FAQ – Spegel

FAQ

Can I use Spegel in production?

Spegel is being used by multiple users in production for over a year without any major issues. The great thing is that pulling images would not stop working if you for some reason would find an issue with Spegel. A fallback to the original registry will always occur if Spegel can’t be reached or serve the requested image.

What performance increase can I expect with Spegel?

Read the benchmark documentation for information of expected gains.

How do I know that Spegel is working?

Spegel is meant to be a painless experience to install, meaning that it may be difficult initially to know if things are working or not. Simply put a good indicator that things are working is if all Spegel pods have started and are in a ready state. Spegel does a couple of checks on startup to verify that any required configuration is correct, if it is not it will exit with an error. While it runs it will log all received requests, both those it mirrors and it serves.

An incoming request to Spegel that is mirrored will receive the following log.

{"level":"info","ts":1692304805.9038486,"caller":"gin@v0.0.9/logger.go:53","msg":"","path":"/v2/library/nginx/blobs/sha256:1cb127bd932119089b5ffb612ffa84537ddd1318e6784f2fce80916bbb8bd166","status":200,"method":"GET","latency":0.005075836,"ip":"172.18.0.5","handler":"mirror"}

While the Spegel instance on the other end will log.

{"level":"info","ts":1692304805.9035861,"caller":"gin@v0.0.9/logger.go:53","msg":"","path":"/v2/library/nginx/blobs/sha256:1cb127bd932119089b5ffb612ffa84537ddd1318e6784f2fce80916bbb8bd166","status":200,"method":"GET","latency":0.003644997,"ip":"172.18.0.5","handler":"blob"}

Will image pulls break or be delayed if a spegel instance fails or is removed?

Spegel acts as a best-effort cache and the worst-case scenario is always that images are pulled from the upstream registry (e.g. Docker Hub).

However, should a spegel instance fail (perhaps because the node died), there will be a time interval when its images remain advertised. Currently, spegel advertises images with a TTL of 10 minutes. Other spegel peers may try to forward requests to the failed instance, delaying the response to the pulling client. In benign scenarios, this delay is the length of an intra-cluster round trip (the HTTP request and an ICMP unreachable response), likely <1ms. Of course, there are less benign scenarios (e.g. inter-node packet loss) where no replies will come back and spegel’s forwarder will eventually time out before moving on to the next available peer. Spegel uses the standard library’s httputil.ReverseProxy to forward requests, which in turn depends on DefaultTransport to decide how long to wait before giving up.
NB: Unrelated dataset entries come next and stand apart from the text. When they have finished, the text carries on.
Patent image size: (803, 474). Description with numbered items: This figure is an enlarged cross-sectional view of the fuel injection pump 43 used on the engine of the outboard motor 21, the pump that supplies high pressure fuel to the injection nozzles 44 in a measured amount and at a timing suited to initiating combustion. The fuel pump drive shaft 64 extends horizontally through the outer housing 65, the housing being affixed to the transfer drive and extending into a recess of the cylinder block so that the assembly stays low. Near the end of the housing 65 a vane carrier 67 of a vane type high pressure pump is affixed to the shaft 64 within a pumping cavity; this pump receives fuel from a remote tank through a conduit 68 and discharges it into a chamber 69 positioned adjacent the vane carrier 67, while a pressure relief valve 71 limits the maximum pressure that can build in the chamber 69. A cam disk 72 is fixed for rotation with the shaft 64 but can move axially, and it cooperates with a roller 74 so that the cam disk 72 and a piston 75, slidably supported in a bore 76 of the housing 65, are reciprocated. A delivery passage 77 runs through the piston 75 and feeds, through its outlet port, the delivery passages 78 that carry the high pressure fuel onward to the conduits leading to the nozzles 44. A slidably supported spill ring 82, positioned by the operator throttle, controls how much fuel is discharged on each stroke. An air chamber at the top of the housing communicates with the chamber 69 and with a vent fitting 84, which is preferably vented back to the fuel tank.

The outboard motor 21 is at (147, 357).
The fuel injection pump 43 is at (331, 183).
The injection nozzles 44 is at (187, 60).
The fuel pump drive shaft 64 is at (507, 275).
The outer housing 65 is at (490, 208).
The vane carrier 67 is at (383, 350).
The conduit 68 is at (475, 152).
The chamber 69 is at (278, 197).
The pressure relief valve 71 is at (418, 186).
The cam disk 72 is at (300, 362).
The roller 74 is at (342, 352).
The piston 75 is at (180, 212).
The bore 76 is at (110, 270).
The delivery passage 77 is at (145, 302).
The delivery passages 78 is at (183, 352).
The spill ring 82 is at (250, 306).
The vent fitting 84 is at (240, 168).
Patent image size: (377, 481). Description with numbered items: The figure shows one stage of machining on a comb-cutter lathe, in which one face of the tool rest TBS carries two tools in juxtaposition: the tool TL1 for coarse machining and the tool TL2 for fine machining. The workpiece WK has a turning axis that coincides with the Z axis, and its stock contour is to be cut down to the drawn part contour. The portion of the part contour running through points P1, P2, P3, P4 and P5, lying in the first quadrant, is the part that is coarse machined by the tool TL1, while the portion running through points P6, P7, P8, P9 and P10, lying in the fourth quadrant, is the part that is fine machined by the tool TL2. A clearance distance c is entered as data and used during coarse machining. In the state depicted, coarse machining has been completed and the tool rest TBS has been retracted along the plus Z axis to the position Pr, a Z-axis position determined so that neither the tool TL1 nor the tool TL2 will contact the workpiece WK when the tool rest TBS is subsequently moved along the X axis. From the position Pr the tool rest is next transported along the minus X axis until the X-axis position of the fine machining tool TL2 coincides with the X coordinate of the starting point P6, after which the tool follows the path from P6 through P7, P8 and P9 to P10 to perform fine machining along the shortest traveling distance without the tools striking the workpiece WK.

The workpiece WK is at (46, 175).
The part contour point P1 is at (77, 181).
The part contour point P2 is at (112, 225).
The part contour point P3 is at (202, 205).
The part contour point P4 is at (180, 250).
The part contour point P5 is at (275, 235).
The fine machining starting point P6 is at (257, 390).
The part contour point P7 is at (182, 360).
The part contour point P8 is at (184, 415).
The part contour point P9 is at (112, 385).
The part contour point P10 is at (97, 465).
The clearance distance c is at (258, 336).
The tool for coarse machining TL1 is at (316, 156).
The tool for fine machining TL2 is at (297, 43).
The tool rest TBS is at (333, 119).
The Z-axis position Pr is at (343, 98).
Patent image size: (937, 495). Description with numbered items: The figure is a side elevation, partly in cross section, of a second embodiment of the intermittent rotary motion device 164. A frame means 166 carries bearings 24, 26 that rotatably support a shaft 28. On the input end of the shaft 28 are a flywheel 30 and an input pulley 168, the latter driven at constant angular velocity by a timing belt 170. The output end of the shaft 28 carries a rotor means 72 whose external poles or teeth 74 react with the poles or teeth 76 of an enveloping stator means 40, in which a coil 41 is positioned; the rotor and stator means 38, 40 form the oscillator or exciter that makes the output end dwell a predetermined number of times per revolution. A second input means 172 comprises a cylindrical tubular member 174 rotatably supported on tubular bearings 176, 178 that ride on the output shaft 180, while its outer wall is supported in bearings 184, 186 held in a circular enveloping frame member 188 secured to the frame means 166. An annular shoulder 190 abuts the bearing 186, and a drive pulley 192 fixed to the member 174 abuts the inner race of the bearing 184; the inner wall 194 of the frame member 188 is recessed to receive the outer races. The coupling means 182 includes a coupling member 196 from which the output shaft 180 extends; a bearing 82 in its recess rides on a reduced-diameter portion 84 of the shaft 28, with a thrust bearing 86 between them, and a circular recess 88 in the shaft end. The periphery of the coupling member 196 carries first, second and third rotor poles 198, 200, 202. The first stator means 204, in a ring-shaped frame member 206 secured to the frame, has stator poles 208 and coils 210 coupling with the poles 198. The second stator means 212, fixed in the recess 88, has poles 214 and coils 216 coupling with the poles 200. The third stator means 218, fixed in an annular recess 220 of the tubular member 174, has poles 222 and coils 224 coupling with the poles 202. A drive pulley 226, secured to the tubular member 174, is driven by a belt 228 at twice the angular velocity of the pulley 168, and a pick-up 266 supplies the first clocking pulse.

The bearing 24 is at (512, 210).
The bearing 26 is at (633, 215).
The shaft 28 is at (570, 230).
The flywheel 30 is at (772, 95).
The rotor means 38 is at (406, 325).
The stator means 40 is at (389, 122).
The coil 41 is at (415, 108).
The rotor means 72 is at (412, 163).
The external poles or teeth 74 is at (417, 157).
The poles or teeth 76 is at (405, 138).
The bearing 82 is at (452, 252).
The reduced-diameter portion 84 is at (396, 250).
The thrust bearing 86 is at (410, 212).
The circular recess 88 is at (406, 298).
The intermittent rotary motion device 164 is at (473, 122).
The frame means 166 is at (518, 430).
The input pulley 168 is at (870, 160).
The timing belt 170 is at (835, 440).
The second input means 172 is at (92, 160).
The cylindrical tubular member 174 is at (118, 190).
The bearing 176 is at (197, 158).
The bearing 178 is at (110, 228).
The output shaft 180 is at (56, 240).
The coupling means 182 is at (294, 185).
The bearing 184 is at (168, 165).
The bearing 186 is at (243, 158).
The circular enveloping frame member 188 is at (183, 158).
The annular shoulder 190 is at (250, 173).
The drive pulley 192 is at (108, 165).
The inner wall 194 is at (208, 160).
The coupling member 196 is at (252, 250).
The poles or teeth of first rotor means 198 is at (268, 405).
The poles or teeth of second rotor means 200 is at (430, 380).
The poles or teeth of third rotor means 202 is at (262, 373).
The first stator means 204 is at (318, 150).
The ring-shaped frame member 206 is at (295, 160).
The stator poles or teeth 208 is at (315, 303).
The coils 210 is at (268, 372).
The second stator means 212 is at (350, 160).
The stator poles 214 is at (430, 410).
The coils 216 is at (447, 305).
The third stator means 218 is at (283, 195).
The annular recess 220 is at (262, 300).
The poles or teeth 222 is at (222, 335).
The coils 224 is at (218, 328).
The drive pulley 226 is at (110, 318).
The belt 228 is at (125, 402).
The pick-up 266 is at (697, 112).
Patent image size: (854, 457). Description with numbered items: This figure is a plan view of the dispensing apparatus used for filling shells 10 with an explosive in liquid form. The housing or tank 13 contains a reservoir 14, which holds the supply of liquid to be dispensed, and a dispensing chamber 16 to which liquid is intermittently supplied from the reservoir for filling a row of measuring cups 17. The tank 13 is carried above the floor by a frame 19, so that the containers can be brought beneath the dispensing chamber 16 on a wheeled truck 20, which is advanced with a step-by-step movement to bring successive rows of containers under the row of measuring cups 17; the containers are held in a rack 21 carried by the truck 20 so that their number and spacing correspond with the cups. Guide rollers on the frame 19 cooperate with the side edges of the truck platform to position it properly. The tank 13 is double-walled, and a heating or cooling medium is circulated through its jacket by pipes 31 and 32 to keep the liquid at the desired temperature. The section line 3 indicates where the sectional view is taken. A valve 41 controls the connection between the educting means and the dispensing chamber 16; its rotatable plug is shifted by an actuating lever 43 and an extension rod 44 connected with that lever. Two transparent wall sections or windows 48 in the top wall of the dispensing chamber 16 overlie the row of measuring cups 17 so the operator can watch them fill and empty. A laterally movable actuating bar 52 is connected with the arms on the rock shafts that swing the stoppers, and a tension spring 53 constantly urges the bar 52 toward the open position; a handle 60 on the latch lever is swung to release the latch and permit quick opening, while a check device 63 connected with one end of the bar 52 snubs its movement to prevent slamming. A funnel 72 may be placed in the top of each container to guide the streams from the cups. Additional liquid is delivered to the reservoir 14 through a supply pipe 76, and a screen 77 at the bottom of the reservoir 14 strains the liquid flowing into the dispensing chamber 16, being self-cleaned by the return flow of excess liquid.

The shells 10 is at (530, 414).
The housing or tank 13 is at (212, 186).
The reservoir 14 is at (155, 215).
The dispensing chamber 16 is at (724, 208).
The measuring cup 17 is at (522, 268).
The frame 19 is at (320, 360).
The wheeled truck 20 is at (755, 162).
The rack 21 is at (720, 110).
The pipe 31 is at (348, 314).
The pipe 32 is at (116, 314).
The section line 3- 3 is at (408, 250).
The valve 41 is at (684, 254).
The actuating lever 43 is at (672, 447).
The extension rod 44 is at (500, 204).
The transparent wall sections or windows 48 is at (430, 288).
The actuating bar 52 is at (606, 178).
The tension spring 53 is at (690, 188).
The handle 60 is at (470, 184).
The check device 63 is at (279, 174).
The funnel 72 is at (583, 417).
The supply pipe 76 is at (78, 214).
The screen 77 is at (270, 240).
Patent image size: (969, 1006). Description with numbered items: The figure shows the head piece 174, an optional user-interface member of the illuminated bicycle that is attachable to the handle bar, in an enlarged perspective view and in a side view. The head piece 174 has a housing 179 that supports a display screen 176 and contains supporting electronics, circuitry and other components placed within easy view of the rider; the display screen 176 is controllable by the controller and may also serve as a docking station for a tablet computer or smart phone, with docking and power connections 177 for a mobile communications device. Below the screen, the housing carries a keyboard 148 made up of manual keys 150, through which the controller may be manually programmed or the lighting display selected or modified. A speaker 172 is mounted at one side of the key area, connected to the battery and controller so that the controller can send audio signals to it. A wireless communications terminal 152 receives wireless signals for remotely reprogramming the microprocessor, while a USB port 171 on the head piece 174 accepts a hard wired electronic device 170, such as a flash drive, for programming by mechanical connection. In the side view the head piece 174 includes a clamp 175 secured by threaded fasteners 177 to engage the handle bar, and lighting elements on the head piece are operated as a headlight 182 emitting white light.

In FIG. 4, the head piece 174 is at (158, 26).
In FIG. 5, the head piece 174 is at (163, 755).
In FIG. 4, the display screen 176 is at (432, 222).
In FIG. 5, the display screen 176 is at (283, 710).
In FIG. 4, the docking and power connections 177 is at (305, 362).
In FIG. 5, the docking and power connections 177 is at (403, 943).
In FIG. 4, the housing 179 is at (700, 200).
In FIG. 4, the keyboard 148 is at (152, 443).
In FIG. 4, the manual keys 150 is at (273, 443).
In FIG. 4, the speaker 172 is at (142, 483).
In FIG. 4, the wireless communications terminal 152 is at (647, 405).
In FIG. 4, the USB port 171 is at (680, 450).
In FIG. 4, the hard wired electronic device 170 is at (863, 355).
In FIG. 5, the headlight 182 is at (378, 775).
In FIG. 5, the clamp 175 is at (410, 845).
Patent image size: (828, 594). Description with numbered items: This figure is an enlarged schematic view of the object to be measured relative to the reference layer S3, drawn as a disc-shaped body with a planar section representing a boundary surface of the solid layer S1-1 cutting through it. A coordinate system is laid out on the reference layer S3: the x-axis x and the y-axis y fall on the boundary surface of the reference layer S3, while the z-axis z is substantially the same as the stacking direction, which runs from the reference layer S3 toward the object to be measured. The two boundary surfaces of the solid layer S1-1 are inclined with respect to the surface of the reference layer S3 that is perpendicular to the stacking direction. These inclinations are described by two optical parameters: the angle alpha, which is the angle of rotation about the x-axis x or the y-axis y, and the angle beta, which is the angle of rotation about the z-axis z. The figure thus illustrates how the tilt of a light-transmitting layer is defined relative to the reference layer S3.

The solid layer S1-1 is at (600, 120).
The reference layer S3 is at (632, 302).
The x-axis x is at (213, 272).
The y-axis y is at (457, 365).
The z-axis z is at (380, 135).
Please note that a client is likely to request several layers in parallel and in many cases the advertising instances will have a similar routing distance, so spegel will spread its forwards across those instances. Thus, the benign scenario is unlikely to impact pod startup time. Only when the routing distance is different (e.g. edge locations) or when an image dominated by one large layer is affected is pod startup time materially increased.

Why am I not able to pull the new version of my tagged image?

Read the updating latest tag guide.

Why am I able to pull private images without image pull secrets?

An image pulled by a Kubernetes node is cached locally on disk. Meaning that other pods running on the same node that require the same image do not have to pull the same image again. Spegel relies on this mechanism to be able to distribute images. This may however not be a desirable feature when running a multi-tenant cluster where private images are pulled using credentials. In this scenario, only those pods with the correct credentials would be able to use the image. Ownership of private images has been an issue for a long time in Kubernetes as indicated by the unresolved issue https://github.com/kubernetes/kubernetes/issues/18787 created back in 2015. The short answer is that a good solution does not exist, with or without Spegel. The current suggested solution is to enforce an AlwaysPull image policy for private images that require authentication. Doing so will force a request to the registry to validate the digest or resolve the tag. This request will only succeed with the proper authentication. This is a mediocre solution at best as it creates a hard dependency on the external registry, meaning the pod will not be able to start even if the image is cached on the node.

This solution does however not work when using Spegel, instead, Spegel may make the problem worse. Without Spegel an image that would want to use a private image, it does not have access to would have to be scheduled on a node that has already pulled the image. With Spegel that image will be available to all nodes in the cluster. Currently, a good solution for Spegel does not exist. There are two reasons for this. The first is that credentials are not included when pulling an image from a registry mirror, a good choice as doing so would mean sharing credentials with third parties. Additionally, Spegel would have no method of validating the credentials even if they were included in the requests. So for the time being if you have these types of requirements Spegel may not be the choice for you.

How do I use Spegel in conjunction with another registry cache?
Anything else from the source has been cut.